Zucman, especializado em desigualdade e tributação de riqueza, e um dos principais responsáveis por estimar a dimensão da utilização de offshores por multinacionais, vê na cooperação fiscal a principal via de atuação. “Competitividade não é um fim em si mesmo. É uma ferramenta para atingir objetivos”, explica. “Há formas de competição que são boas. Por exemplo, países competirem para chegarem mais rápido a emissões zero ou para ter o melhor sistema de saúde. Mas há também más formas de competitividade. A competição fiscal é má. Para a Europa, é um jogo de soma zero ou, pior que isso, soma negativa, porque esses processos aumentam a desigualdade.”
Liina Carr lembrou a atuação dos governos durante a última crise. “A palavra competição arrepia-nos, porque envolve uma corrida para o fundo. Cortar, cortar. Tornar o trabalho mais barato”, disse a sindicalista. “Tem havido muito debate sobre o que está a provocar inflação. Os dados mostram que o crescimento dos lucros e das margens tem sido considerável. Também tivemos um debate intenso sobre regras orçamentais. Para nós, não podemos voltar aos cortes e usar a mesma prescrição da crise de 2008. A austeridade não funciona e só estrangula mais as economias.”
“Fuck GDP”
O Fórum Económico de Bruxelas foi ainda marcado por um protesto climático. Durante o último debate do dia, sobre política industrial europeia – e no qual participava o vice-presidente da Comissão Europeia, Valdis Dombrovskis – duas pessoas subiram ao palco com uma tarja na qual se podia ler “growth kills” – o “crescimento [económico] mata”. “Temos de produzir e consumir menos”, gritaram.
Quando esses manifestantes foram retirados do palco, outros começaram a aparecer entre o público e nas galerias. Dois empunhavam outra tarja com “fuck GDP”. “Ajam agora! A minha geração vai sofrer a maior disrupção de sempre”, gritava outra manifestante na plateia.

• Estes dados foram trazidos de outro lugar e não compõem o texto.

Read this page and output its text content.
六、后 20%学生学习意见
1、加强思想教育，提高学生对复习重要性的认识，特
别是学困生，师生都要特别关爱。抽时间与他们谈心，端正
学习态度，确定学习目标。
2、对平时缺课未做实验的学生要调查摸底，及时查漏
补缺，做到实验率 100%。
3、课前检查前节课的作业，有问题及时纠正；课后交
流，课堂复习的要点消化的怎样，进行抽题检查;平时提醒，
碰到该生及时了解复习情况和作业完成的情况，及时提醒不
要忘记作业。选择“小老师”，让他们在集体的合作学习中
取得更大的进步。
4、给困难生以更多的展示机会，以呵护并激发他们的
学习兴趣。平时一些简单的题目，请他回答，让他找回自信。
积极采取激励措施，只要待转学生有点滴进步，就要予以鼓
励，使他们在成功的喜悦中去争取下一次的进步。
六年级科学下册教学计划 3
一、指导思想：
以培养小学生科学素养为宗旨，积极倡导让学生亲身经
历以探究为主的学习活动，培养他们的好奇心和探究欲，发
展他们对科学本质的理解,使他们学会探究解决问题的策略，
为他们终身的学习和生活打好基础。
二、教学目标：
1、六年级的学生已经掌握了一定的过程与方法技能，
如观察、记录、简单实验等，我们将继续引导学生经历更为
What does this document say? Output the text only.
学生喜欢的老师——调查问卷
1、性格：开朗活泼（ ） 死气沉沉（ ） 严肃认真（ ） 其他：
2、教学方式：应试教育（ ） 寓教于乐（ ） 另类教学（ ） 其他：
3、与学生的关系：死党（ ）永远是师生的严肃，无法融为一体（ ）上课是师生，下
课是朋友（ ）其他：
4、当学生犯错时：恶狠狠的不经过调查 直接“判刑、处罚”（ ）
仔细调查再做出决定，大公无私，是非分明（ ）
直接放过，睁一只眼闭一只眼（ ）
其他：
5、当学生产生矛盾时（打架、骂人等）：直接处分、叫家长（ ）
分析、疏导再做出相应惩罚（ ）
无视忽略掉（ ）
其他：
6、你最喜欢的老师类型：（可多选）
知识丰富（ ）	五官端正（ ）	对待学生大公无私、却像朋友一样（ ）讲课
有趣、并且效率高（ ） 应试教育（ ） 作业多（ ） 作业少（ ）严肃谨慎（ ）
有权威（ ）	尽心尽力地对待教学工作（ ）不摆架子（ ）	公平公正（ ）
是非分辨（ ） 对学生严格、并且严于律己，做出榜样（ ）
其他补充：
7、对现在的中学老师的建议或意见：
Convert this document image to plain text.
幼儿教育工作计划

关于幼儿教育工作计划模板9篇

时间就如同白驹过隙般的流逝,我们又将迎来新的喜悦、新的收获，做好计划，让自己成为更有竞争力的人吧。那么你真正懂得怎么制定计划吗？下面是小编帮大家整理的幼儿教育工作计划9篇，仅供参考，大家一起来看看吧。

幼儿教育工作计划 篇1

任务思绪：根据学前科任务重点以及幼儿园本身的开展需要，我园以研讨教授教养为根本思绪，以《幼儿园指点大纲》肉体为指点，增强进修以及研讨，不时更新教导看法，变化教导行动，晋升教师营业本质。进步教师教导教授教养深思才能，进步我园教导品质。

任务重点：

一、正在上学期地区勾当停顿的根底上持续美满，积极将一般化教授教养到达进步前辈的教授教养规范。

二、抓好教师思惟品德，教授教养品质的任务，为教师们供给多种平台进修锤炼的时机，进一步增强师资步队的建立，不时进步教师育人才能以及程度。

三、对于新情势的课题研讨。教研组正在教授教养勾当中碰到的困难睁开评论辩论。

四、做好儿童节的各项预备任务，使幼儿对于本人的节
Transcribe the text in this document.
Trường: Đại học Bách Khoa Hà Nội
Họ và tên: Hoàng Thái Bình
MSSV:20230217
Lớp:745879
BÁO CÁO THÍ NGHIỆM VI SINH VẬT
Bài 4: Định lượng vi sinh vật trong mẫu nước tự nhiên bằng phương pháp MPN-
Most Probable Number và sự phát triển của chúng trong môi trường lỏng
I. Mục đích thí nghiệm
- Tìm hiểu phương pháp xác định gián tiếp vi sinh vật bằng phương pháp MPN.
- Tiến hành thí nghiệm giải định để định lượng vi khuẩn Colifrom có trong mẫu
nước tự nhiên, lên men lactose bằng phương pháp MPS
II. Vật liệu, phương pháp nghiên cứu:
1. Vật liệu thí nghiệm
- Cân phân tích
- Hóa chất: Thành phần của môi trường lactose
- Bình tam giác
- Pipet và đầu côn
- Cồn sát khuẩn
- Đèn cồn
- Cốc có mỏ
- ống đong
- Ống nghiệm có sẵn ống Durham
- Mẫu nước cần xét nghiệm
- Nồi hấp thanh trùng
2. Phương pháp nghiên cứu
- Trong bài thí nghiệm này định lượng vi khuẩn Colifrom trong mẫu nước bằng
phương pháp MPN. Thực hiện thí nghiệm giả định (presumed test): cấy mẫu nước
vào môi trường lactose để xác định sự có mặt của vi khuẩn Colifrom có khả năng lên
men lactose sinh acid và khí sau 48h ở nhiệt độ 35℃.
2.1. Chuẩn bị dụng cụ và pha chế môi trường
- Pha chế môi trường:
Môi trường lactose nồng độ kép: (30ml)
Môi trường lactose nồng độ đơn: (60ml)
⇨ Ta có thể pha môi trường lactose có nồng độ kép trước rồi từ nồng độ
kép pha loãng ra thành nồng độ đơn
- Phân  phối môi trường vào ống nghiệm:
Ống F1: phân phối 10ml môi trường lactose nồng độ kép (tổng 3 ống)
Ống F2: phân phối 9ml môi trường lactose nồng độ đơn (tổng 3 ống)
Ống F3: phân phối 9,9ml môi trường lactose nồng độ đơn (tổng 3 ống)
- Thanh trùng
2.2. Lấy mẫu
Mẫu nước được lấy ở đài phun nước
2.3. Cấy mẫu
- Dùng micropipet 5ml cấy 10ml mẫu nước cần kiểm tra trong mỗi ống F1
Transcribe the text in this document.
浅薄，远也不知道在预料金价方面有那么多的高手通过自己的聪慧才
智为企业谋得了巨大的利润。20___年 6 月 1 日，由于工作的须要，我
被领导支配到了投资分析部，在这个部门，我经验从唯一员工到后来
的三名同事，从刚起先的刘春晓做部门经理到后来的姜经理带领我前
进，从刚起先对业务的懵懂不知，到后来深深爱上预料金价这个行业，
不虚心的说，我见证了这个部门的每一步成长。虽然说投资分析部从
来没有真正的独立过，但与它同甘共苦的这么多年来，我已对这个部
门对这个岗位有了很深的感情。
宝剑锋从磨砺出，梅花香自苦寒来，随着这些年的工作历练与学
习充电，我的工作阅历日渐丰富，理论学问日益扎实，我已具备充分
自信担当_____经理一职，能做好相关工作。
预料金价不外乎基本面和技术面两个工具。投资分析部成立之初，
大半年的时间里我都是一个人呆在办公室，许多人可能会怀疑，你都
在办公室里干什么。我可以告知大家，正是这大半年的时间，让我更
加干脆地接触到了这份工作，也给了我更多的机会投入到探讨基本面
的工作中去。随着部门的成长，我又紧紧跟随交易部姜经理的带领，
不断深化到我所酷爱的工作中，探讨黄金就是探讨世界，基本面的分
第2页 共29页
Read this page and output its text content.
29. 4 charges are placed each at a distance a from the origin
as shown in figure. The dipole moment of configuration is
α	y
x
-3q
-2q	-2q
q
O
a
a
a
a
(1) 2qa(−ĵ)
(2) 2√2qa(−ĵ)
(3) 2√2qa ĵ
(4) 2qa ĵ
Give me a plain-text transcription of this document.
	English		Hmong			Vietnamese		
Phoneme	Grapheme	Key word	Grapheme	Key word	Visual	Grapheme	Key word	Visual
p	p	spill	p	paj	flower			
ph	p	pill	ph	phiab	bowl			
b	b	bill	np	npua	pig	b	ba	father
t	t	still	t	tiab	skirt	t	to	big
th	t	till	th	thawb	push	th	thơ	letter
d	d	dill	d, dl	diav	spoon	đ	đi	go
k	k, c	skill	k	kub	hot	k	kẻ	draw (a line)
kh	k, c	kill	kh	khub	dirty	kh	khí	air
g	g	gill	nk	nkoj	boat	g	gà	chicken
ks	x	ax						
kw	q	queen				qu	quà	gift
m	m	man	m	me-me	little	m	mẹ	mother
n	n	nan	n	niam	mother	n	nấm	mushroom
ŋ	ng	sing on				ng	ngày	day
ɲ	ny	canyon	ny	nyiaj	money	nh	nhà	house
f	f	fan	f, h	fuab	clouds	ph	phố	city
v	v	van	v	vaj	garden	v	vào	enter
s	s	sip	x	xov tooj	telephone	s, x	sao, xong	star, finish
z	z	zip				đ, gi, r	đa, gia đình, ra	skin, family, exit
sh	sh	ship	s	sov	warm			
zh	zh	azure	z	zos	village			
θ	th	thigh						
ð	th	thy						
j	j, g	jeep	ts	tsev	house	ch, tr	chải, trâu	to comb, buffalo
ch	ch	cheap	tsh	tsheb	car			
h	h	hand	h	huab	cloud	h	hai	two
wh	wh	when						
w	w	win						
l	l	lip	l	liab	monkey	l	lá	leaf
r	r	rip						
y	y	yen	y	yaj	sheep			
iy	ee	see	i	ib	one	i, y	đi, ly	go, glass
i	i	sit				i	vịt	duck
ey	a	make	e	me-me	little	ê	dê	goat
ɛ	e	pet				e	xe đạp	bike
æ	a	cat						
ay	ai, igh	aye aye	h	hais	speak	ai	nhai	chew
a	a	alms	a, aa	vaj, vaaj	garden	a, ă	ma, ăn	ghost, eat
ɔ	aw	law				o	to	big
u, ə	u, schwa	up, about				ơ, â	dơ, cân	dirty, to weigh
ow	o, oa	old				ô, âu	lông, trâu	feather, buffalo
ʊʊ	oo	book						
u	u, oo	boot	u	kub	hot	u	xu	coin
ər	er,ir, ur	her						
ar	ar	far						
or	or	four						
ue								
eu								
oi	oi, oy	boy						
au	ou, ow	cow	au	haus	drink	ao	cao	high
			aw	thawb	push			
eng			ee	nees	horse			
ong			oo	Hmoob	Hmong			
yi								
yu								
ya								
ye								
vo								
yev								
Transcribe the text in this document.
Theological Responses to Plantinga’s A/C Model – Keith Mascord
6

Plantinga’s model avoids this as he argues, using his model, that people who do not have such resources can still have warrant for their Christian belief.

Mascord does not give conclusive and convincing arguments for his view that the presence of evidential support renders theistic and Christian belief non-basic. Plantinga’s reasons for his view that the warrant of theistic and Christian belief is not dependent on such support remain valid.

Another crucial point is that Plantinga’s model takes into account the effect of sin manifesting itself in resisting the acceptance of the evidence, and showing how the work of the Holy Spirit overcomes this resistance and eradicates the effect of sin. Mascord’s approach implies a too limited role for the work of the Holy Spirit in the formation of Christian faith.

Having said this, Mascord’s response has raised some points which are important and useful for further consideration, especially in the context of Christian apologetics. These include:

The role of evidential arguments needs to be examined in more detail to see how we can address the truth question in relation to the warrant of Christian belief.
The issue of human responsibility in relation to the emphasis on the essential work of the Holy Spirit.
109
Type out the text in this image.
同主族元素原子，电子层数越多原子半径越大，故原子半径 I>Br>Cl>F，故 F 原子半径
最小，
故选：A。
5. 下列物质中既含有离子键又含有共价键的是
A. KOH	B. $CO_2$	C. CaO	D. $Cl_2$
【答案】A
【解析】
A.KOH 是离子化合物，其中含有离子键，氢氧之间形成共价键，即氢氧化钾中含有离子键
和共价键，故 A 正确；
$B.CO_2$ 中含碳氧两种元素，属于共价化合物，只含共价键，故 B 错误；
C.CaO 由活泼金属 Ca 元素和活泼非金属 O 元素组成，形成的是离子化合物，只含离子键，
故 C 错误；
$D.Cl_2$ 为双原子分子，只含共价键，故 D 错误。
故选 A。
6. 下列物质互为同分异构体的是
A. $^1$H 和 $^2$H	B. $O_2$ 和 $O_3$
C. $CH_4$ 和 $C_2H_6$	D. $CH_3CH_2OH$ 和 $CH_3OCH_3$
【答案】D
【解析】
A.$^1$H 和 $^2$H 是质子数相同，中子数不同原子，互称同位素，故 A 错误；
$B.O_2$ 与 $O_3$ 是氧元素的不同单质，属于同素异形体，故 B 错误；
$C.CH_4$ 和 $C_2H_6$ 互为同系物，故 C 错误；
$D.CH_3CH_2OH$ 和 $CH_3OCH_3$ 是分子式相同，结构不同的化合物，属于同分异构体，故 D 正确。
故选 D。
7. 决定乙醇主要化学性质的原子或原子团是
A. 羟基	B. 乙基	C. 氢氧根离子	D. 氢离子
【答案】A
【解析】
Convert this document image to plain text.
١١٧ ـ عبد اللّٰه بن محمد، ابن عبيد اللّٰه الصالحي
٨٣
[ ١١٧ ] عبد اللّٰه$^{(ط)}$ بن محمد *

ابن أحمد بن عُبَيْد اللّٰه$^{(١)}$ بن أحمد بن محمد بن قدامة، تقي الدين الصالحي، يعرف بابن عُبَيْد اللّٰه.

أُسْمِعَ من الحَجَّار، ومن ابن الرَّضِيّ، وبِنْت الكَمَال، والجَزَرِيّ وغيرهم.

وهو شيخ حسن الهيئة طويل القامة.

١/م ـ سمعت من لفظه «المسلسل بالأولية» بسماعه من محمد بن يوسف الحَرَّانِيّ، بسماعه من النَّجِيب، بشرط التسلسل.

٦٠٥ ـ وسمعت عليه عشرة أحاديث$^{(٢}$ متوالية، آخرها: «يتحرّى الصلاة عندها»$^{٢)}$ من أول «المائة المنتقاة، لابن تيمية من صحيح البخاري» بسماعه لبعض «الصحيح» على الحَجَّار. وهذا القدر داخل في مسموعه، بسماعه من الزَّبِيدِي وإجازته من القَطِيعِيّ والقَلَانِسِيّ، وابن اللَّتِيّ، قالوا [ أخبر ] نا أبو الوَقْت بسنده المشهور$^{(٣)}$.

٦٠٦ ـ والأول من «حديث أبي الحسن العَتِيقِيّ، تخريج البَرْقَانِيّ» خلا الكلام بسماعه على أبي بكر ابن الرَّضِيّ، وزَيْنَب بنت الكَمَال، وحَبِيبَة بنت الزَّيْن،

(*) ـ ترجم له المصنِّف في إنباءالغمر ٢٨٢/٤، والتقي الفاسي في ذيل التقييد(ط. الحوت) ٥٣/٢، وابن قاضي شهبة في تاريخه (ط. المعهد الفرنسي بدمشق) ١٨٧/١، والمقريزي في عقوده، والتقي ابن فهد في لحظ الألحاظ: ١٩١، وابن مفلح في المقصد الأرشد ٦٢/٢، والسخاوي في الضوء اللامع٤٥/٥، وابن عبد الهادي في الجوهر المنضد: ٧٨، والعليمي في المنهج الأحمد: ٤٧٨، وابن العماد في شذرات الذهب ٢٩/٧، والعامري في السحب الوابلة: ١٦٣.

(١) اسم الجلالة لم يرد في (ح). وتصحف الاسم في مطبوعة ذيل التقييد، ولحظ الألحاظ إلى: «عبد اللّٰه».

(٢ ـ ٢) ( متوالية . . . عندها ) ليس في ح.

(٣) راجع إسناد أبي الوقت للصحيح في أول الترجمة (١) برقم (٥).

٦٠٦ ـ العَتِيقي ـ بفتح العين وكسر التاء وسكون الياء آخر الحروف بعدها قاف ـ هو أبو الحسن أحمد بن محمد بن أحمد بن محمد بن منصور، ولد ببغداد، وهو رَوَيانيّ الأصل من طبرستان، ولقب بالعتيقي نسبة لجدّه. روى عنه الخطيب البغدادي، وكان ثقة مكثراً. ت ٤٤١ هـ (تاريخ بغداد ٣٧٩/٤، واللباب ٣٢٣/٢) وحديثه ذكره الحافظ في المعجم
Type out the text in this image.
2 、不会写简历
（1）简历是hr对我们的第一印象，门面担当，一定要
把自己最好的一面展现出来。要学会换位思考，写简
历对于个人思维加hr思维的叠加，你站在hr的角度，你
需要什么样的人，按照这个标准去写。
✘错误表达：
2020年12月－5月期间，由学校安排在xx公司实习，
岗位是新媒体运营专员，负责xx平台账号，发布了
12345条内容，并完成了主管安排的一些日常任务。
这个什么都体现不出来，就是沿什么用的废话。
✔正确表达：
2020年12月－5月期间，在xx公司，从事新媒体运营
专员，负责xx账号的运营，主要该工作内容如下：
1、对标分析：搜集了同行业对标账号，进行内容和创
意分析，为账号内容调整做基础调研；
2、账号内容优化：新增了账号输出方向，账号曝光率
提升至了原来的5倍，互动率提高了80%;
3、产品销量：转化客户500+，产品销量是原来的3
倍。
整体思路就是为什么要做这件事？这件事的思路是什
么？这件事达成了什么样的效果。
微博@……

No final, acabaram aplaudidos por alguns dos presentes.
Questionado sobre as preocupações daquelas pessoas, já depois de todas terem sido expulsas, Dombrovskis defendeu que a União Europeia está a fazer o seu papel. “Estamos a acelerar o Green Deal”, argumentou. “Mas temos de o fazer de uma forma que seja aceite pela sociedade em geral. Só vai acontecer se for socialmente aceite. É bom termos os ativistas connosco, mas temos de ter também o resto da sociedade.”